No marco desse avanço das frações políticas mais neoliberais, a esquerda realizou uma boa eleição. Porém temos que destacar a eleição da FIT. Com um crescimento de cerca de 40% em relação as PASO, a FIT obteve pouco mais de 1,2 milhões de votos (o restante da esquerda obteve cerca de 150 mil) e se demonstrou como a principal força entre a esquerda e a extrema esquerda do país. Com esses resultados, conseguiram alcançar, até o momento, a eleição de dois deputados nacionais, além de dois eleitos para a Legislatura da Cidade de Buenos Aires e alguns eleitos em diversas outras províncias e cidades.

Foram diversos resultados expressivos para a FIT. Na província de Jujuy, por exemplo, foram a segunda força política com 18,34% (quase 60 mil votos) e vão eleger entre 4 a 5 deputados provinciais. Em Mendoza, obtiveram mais de 125 mil votos (11,72%), porém não conseguiram renovar o mandato de deputado nacional que tinham. Na Cidade de Buenos Aires, onde elegeram dois deputados para a Legislatura local, obtiveram cerca de 131 mil votos (6,87%). Apesar desses resultados positivos, a FIT poderá perder uma representação na Câmara de Deputados (atualmente tem 4), pois em Salta não conseguiram reeleger-se, apesar de terem 7,84% (53 mil) dos votos.

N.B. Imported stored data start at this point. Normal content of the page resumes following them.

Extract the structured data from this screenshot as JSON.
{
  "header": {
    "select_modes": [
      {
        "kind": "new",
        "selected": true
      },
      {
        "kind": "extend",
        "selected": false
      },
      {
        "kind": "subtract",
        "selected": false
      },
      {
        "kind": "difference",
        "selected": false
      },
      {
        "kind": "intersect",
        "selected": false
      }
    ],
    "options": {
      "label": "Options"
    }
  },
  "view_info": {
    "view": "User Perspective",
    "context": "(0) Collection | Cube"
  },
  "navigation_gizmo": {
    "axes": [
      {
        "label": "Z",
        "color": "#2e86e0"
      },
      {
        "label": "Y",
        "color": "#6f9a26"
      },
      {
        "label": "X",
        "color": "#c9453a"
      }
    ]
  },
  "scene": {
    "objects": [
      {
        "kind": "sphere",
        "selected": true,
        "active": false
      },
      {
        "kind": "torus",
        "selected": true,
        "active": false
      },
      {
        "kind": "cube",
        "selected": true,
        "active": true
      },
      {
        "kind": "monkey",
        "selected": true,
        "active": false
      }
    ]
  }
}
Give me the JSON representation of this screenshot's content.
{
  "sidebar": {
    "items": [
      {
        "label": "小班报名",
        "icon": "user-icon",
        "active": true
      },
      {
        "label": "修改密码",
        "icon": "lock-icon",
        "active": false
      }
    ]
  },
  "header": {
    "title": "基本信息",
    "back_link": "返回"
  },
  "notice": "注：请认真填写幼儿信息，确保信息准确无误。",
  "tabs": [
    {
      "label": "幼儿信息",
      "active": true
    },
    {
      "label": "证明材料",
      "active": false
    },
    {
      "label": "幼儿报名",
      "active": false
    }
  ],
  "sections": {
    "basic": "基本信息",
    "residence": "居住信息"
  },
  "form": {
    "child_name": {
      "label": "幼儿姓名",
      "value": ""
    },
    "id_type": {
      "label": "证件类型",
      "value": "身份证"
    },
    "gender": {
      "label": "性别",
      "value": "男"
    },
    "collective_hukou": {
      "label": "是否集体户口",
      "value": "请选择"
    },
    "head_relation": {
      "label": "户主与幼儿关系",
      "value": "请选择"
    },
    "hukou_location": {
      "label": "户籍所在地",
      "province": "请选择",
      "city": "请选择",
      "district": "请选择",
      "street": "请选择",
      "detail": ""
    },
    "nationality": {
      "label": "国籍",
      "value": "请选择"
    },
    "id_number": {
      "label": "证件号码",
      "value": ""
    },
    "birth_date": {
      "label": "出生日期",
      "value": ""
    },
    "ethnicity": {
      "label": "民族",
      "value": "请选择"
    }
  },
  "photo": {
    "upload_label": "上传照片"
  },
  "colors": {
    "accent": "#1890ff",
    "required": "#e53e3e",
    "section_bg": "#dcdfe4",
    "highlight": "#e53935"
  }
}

O voto de esquerda se concentrou massivamente na FIT e a Izquierda al Frente por el Socialismo, composta pelo MST e o Nuevo MAS, obteve resultados não tão bons e acabaram ficando abaixo do necessário para eleger deputados nacionais ou provinciais.

Esses resultados da FIT demonstram a diferença e a importância que têm a unidade da esquerda socialista e combativa nas eleições. Assim como a possibilidade de que uma esquerda com uma política de independência de classe possa crescer e se fortalecer como alternativa. Como afirmamos em outros artigos, consideramos que a unidade entre todas as frentes desta esquerda, com um programa político de independência de classe e de luta pelo socialismo, seria a melhor política para os revolucionários, pois poderia colocar em outro patamar a disputa com a fragmentação que vive o peronismo. Um pequeno exemplo vem da Cidade de Buenos Aires. Luiz Zamora, cuja organização Autodeterminação e Liberdade se concentra ao redor de sua trajetória como parlamentar combativo, obteve 4,3% dos votos, ao passo que a FIT chegou a 5,8%. Os seus mais de 190 mil votos, se somados, poderiam ter conseguido eleger 1 deputado, mas separados não elegeram nenhum.